Voices immediately around him, whispering, subdued -

“Can’t”

“Children have the”

“My grandchildren will”

“The last generation”

“Book”

“Stop”

Then, an eerie quiet. Dicken was five people from the edge. They would not let him move any farther. Faces dull and resentful, like sheep, eyes blank, hands shoving. Ignorant. Frightened.

He hated them, wanted to smash their noses. He was a fool; he did not want to be among the sheep. “Excuse me.” No response. The mob’s mind had been made up; he could feel it deliberately pulsing. The mob waited, intent, vacant.

Light flared in the east and Dicken saw the Washington Monument turn white, brighter than the floodlights. From the dark muggy sky came a loose rumble. Drops of rain touched the crowd. Faces looked up.

He could smell the mob’s eagerness. Something had to change.

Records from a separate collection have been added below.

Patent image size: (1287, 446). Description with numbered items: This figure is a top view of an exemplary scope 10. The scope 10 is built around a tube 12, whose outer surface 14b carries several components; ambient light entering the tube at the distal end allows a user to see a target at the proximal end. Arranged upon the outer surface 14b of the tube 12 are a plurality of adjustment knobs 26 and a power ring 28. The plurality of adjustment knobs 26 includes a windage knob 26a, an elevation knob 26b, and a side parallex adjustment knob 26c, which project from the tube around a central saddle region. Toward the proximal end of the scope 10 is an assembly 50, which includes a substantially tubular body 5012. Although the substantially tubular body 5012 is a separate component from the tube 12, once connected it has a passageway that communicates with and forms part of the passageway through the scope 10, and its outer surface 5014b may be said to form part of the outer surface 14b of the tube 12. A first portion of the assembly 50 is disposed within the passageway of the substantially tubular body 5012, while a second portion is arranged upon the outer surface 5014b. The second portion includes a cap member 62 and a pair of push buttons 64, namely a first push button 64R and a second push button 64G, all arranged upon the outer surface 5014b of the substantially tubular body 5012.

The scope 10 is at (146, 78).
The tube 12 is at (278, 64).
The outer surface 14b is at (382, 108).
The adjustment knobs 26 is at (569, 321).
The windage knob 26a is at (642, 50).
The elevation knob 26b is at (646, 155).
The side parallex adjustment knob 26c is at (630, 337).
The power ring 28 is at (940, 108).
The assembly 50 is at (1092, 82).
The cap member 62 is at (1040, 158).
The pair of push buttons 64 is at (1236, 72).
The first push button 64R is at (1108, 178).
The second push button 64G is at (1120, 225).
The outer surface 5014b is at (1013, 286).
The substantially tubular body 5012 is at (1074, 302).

They were being pressed by a single concern: something had to change.

The rain came pouring. People raised their hands over their heads. Smiles broke out. Faces accepted the rain and people spun as best they could. Others shoved the spinners and they stopped, dismayed.

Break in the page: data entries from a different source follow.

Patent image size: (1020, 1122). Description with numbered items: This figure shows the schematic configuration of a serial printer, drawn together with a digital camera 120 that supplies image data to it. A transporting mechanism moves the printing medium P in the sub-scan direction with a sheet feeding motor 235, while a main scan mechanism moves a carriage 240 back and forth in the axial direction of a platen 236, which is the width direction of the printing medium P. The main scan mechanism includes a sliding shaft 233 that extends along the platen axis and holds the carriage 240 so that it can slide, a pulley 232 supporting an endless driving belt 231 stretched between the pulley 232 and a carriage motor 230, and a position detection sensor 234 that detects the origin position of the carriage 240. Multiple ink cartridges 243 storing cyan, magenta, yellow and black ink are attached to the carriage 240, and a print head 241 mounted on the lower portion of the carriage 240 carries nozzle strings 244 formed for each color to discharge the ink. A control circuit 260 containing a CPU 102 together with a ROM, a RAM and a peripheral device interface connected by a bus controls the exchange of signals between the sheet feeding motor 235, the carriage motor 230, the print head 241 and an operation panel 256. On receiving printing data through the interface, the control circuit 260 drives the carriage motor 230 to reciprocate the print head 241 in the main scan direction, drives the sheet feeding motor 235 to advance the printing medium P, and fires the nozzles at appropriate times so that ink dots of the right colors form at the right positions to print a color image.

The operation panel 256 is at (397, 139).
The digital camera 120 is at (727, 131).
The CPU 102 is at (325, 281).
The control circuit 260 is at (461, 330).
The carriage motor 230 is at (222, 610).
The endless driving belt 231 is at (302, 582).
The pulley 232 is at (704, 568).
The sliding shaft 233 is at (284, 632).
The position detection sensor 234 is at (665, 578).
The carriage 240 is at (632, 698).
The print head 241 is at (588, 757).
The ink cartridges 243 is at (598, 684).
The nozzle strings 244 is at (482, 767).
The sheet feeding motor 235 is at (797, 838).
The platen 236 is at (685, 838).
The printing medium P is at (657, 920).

The crowd spasmed and suddenly expelled him and he made it to the barricades and confronted a policeman. “Jesus,” the policeman said, dancing back three steps, and the mob shoved over the barricades. The horsemen tried to push them back, weaving through. A woman screamed. The mob surged and swallowed the policemen mounted and on foot, before they could raise their batons or unholster their guns. A horse was pushed up onto the steps and stumbled, falling over into the mob, its rider rolling off, a boot flung high.

Dicken shouted “Staff!” and ran up the Capitol steps, between the guardsmen, who ignored him. He was shaking his head and laughing, glad to be free, waiting for the melee to really begin. But the mob was right behind him, and there was barely time to start running again, ahead of the people, the scattered gunshots, the wet and spreading and stinking mass.